CPSC150A
Scientific Computing

Assignment 4

DNA Sequence Alignment

Finding genetic markers for disease, determining the phylogenics of organisms, and even determining paternity require aligning DNA sequences in order to make comparisons of similarity. It is not possible for individuals to analyzes gene sequences manually because they can be quite long. The human genome, for example, consists of more than 3.2 billion base pairs. However, it is also not possible for computers alone to analyze the data. Long repeated sequences and copy errors make aligning very difficult for computers. Instead DNA is analyzed by humans that use programs to find long sequences that match in order to align two DNA sequences for comparison.


Details

You will write a program that finds the longest shared subsequence between two DNA sequences. Each DNA sequence will be represented as a string that only contains the letters A (Adenine), T (Thymine), C (Cytosine), and G (Guanine). These letters correspond to the nucleotides in one strand of the DNA molecule’s Double Helix. Your program should output a string, which is the longest sequence of contiguous characters that appears in both sequences.

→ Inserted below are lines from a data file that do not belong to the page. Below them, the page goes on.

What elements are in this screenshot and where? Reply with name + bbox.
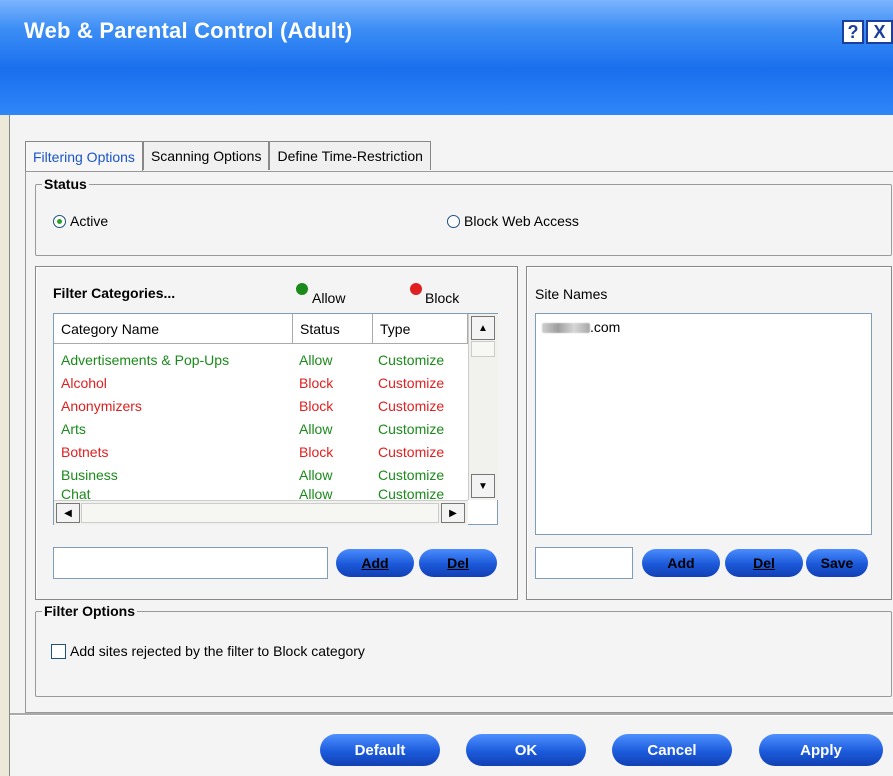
help-icon: ? [847, 21, 859, 42]
cell-category-name: Business [61, 466, 118, 483]
cell-type: Customize [378, 466, 445, 483]
block-dot-icon [410, 283, 422, 295]
cell-status: Block [299, 443, 334, 460]
tab-strip: Filtering Options Scanning Options Defin… [25, 141, 431, 172]
status-legend: Status [44, 176, 87, 192]
radio-active-indicator[interactable] [53, 214, 66, 228]
horizontal-scroll-thumb[interactable] [81, 503, 439, 523]
site-list-item-label: .com [590, 319, 621, 335]
cell-category-name: Anonymizers [61, 397, 142, 414]
cell-status: Allow [299, 351, 333, 368]
site-save-label: Save [820, 555, 854, 571]
cell-type: Customize [378, 420, 445, 437]
radio-block-indicator[interactable] [447, 214, 460, 228]
site-list-item[interactable]: .com [542, 319, 620, 335]
radio-block-web-access[interactable]: Block Web Access [447, 213, 579, 229]
arrow-left-icon: ◀ [64, 507, 72, 519]
close-button[interactable]: X [866, 20, 893, 44]
category-add-button[interactable]: Add [336, 549, 414, 577]
apply-button[interactable]: Apply [759, 734, 883, 766]
arrow-down-icon: ▼ [478, 480, 488, 492]
cell-category-name: Alcohol [61, 374, 107, 391]
category-horizontal-scrollbar[interactable]: ◀ ▶ [54, 500, 468, 525]
block-rejected-sites-checkbox[interactable] [51, 644, 66, 659]
cell-type: Customize [378, 374, 445, 391]
category-add-label: Add [361, 555, 389, 571]
category-table-header: Category Name Status Type [54, 314, 468, 344]
site-names-list[interactable]: .com [535, 313, 872, 535]
radio-block-label: Block Web Access [464, 213, 579, 229]
column-header-status[interactable]: Status [293, 314, 373, 344]
cell-status: Block [299, 397, 334, 414]
cell-category-name: Arts [61, 420, 86, 437]
legend-block-label: Block [425, 290, 460, 306]
table-row[interactable]: Business Allow Customize [54, 463, 468, 486]
radio-active[interactable]: Active [53, 213, 108, 229]
cell-status: Allow [299, 420, 333, 437]
scroll-right-button[interactable]: ▶ [441, 503, 465, 523]
site-del-label: Del [753, 555, 775, 571]
cell-category-name: Advertisements & Pop-Ups [61, 351, 230, 368]
scroll-thumb[interactable] [471, 341, 495, 357]
cell-type: Customize [378, 397, 445, 414]
legend-allow-label: Allow [312, 290, 346, 306]
help-button[interactable]: ? [842, 20, 864, 44]
cell-status: Allow [299, 466, 333, 483]
arrow-up-icon: ▲ [478, 322, 488, 334]
scroll-down-button[interactable]: ▼ [471, 474, 495, 498]
block-rejected-sites-label[interactable]: Add sites rejected by the filter to Bloc… [70, 643, 365, 659]
tab-scanning-options[interactable]: Scanning Options [142, 141, 270, 170]
cell-category-name: Chat [61, 486, 91, 500]
radio-active-label: Active [70, 213, 109, 229]
category-input[interactable] [53, 547, 328, 579]
column-header-type[interactable]: Type [373, 314, 468, 344]
redacted-site-prefix [542, 323, 590, 334]
category-vertical-scrollbar[interactable]: ▲ ▼ [468, 314, 498, 500]
site-del-button[interactable]: Del [725, 549, 803, 577]
close-icon: X [873, 21, 886, 42]
default-button[interactable]: Default [320, 734, 440, 766]
table-row[interactable]: Advertisements & Pop-Ups Allow Customize [54, 348, 468, 371]
category-del-label: Del [447, 555, 469, 571]
footer-divider [10, 713, 893, 716]
site-names-title: Site Names [535, 286, 608, 302]
cell-status: Allow [299, 486, 333, 500]
ok-button[interactable]: OK [466, 734, 586, 766]
column-header-category-name[interactable]: Category Name [54, 314, 293, 344]
site-save-button[interactable]: Save [806, 549, 868, 577]
cell-category-name: Botnets [61, 443, 109, 460]
cell-type: Customize [378, 486, 445, 500]
table-row[interactable]: Chat Allow Customize [54, 486, 468, 500]
filter-options-legend: Filter Options [44, 603, 135, 619]
cancel-button[interactable]: Cancel [612, 734, 732, 766]
table-row[interactable]: Anonymizers Block Customize [54, 394, 468, 417]
cell-type: Customize [378, 351, 445, 368]
cell-type: Customize [378, 443, 445, 460]
site-add-label: Add [667, 555, 695, 571]
scroll-left-button[interactable]: ◀ [56, 503, 80, 523]
tab-define-time-restriction[interactable]: Define Time-Restriction [269, 141, 431, 170]
tab-filtering-options[interactable]: Filtering Options [25, 141, 143, 172]
window-title: Web & Parental Control (Adult) [24, 18, 353, 43]
table-row[interactable]: Botnets Block Customize [54, 440, 468, 463]
arrow-right-icon: ▶ [449, 507, 457, 519]
title-bar: Web & Parental Control (Adult) ? X [0, 0, 893, 115]
filter-categories-title: Filter Categories... [53, 285, 176, 301]
scroll-up-button[interactable]: ▲ [471, 316, 495, 340]
allow-dot-icon [296, 283, 308, 295]
category-del-button[interactable]: Del [419, 549, 497, 577]
cell-status: Block [299, 374, 334, 391]
site-input[interactable] [535, 547, 633, 579]
table-row[interactable]: Arts Allow Customize [54, 417, 468, 440]
category-table[interactable]: Category Name Status Type Advertisements… [53, 313, 498, 525]
site-add-button[interactable]: Add [642, 549, 720, 577]
table-row[interactable]: Alcohol Block Customize [54, 371, 468, 394]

For example, consider the following strings:

ACACACTCTGT
GTCACACGCTGT

The longest shared subsequence between these two strings is CACAC. This begins at index 1 in string 1 and index 2 in string 2.

The program should read, using input, two DNA sequences. It should print the longest matching subsequence, and the indicies of where it begins in both of the input sequences. You can assume there is only one longest sub-sequence.


Grading

The assignment will be graded on the following requirements according to the course’s programming assignment rubric.

A functional program will:

Submission

Submit your program as a .py file on the course Inquire page before class on Thursday March 2nd.